I guess it could still apply for those who cannot decide what party they are in and list themselves as undecided.
—"They sent donations to Nader in *2004*, and, quite frankly, wasted their money, as Nader did much worse than he did in 2001."—-
Could the two factors have been related?
"I just don’t know why you’d need a two-year-old to demonstrate how people don’t make rational decisions."
*That* people don’t make rational decisions is obvious. I think *how* they (we) are irrational, though, is quite interesting.
"They are inferior, at least in terms of attracting votes."
That’s not the definition of inferior used in this post. As far as the decoy effect goes, inferior means "worse with respect to measures A and B", not "less popular".
Let’s say, for the sake of argument, that you are a pretty liberal voter. Then two measures of a candidate’s worth might be liberalness (the more liberal, the better) and popularity (all things equal, you’d rather vote for a candidate who has a chance of winning). Nader was more liberal, but far less popular. Better at one measure, but worse at another. He wasn’t a strictly inferior alternative, and so whatever effect he had wasn’t the decoy effect.
> They sent donations to Nader in *2004*, and, quite frankly, wasted their money, as Nader did much worse than he did in 2001.
Did they? They drew votes from lurch, improving junior’s shot at the white house, and it worked.
"James, you do understand that’s not the only, or necessarily even primary, reason for the EC, don’t you? It’s there to force candidates to not ignore lightly-populated states. That’s why proposals to abolish the EC are so wrong-headed: they will allow candidates to focus on a dozen or so major metropolitan areas and ignore the entire rest of the country."
Instead, they ignore the states where they can’t possibly win and the states where they can’t possibly lose, and concentrate on the states that are "up in the air" and on the states with the most votes.
If the electoral votes were split according to the split of the popular vote in the state, as some states do, then this would be valid.
When the EC was set up in the 1700s, there was no national communications system. The candidates didn’t have the exposure they have now. Traveling across the country took a long time. The candidates couldn’t hope to visit every area of the country, so the average person would have no idea who they were voting for. Instead, they had this system where they voted for someone local whom they "trusted" to go look at the candidates and vote for the best person.
Okay, this is getting too far off topic, I’ll stop now.
A related phenom is giving people three buying choices: more than with one or two options, more people will choose one thing of the three to buy and the average spent per-person goes up
One of the things a teacher in some study-hall type class said on the topic of how to take multiple-choice tests was that if there are a pair of opposite answers, one of them is more likely to be correct than any of the other available answers.

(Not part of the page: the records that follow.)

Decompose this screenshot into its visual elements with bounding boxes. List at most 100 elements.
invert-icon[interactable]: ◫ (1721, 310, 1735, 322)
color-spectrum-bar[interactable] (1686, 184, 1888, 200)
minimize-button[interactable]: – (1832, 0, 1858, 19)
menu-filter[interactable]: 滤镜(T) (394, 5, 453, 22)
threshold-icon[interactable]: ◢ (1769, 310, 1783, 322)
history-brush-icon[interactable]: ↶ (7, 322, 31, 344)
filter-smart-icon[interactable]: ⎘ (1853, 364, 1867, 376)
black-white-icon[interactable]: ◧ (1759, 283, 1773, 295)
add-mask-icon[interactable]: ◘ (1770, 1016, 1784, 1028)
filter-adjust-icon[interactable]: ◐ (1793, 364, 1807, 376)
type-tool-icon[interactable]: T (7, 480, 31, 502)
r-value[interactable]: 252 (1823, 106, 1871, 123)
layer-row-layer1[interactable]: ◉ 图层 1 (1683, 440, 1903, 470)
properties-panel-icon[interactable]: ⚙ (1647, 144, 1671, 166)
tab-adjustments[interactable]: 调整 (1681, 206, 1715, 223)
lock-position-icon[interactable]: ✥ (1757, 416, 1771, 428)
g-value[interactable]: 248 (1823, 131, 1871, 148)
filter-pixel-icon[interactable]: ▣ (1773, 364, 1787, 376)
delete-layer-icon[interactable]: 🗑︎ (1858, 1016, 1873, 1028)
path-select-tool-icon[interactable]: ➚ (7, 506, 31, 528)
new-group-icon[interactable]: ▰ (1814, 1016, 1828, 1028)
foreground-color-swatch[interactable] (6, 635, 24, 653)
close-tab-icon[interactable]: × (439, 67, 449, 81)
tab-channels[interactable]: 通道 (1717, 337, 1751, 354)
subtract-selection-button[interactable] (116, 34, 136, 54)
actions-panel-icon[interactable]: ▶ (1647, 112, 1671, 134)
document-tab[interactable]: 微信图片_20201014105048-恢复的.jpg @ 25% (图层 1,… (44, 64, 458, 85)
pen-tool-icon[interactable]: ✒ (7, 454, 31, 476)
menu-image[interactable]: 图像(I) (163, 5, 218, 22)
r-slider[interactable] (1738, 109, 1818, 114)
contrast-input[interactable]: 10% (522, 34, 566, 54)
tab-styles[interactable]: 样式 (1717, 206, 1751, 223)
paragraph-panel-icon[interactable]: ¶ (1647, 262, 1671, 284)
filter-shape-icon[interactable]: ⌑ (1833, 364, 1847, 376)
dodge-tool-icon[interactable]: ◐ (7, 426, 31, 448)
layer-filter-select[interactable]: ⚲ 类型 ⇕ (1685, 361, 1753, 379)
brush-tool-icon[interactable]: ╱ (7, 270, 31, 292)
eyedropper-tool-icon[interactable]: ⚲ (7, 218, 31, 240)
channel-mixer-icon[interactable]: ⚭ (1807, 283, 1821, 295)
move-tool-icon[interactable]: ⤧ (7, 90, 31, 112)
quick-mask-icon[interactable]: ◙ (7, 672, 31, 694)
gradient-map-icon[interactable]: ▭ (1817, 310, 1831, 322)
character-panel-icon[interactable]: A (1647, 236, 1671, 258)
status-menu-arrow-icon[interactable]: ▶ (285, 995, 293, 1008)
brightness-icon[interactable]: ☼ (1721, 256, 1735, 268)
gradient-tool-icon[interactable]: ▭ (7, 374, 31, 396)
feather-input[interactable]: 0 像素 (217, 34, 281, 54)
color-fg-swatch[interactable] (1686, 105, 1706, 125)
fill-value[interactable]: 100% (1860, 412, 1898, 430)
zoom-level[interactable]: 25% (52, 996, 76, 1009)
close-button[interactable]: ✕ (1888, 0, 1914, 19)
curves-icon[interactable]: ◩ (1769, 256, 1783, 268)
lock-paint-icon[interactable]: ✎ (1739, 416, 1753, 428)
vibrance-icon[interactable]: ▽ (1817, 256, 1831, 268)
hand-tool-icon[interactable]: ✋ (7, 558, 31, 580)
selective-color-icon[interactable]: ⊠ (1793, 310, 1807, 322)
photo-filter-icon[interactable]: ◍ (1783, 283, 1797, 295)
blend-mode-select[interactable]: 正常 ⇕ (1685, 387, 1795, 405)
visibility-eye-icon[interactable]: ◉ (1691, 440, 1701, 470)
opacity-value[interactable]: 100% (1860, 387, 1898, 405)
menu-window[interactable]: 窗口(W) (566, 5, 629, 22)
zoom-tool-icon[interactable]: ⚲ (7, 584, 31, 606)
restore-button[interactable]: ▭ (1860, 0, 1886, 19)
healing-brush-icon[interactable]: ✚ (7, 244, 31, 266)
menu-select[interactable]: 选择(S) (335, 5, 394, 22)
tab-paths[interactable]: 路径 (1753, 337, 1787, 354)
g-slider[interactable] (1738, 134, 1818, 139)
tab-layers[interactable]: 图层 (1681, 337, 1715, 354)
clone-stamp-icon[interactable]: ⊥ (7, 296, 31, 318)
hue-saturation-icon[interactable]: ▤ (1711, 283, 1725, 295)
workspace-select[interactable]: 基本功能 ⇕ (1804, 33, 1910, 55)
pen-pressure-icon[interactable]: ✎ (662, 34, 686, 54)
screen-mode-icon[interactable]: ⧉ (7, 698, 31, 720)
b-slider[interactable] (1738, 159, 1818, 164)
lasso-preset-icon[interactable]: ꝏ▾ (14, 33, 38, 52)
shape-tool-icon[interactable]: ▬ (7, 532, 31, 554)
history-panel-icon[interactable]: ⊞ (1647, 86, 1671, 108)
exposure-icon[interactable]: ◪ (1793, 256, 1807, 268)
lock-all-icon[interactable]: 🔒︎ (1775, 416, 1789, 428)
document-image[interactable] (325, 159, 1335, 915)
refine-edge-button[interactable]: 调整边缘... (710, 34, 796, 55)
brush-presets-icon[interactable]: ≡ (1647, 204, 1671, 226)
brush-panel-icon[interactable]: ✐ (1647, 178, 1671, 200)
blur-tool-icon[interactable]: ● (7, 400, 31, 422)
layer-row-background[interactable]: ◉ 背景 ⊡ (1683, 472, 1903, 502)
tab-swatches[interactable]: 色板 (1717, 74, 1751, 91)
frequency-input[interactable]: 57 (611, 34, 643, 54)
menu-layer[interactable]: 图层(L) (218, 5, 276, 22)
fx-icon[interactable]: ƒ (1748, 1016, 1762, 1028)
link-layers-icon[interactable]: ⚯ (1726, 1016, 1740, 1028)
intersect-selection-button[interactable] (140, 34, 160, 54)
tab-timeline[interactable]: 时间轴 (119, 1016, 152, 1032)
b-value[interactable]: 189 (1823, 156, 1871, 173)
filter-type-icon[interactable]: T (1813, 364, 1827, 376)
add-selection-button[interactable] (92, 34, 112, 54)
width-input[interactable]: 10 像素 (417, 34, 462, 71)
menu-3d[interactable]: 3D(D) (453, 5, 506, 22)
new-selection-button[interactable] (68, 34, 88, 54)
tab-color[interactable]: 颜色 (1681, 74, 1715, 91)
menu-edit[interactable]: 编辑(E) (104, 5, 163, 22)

This is just an example of the failure of Independence of Irrelevant Alternatives in Arrow’s theorem. If there is no perfect choice system, then there’s no surprise that the human brain doesn’t have one.
@Richard: Actually, since Arrow’s Theorem only applies in elections (i.e. two or more voters), the fact that the brain fails IIA says a lot about the physical process by which the brain internally works: the brain must have subcomponents, and the final outcome is determined by a vote.
Of course, neurologists already had a fairly good idea that that’s what’s going on under the hood. But it’s interesting to see independent confirmation of that.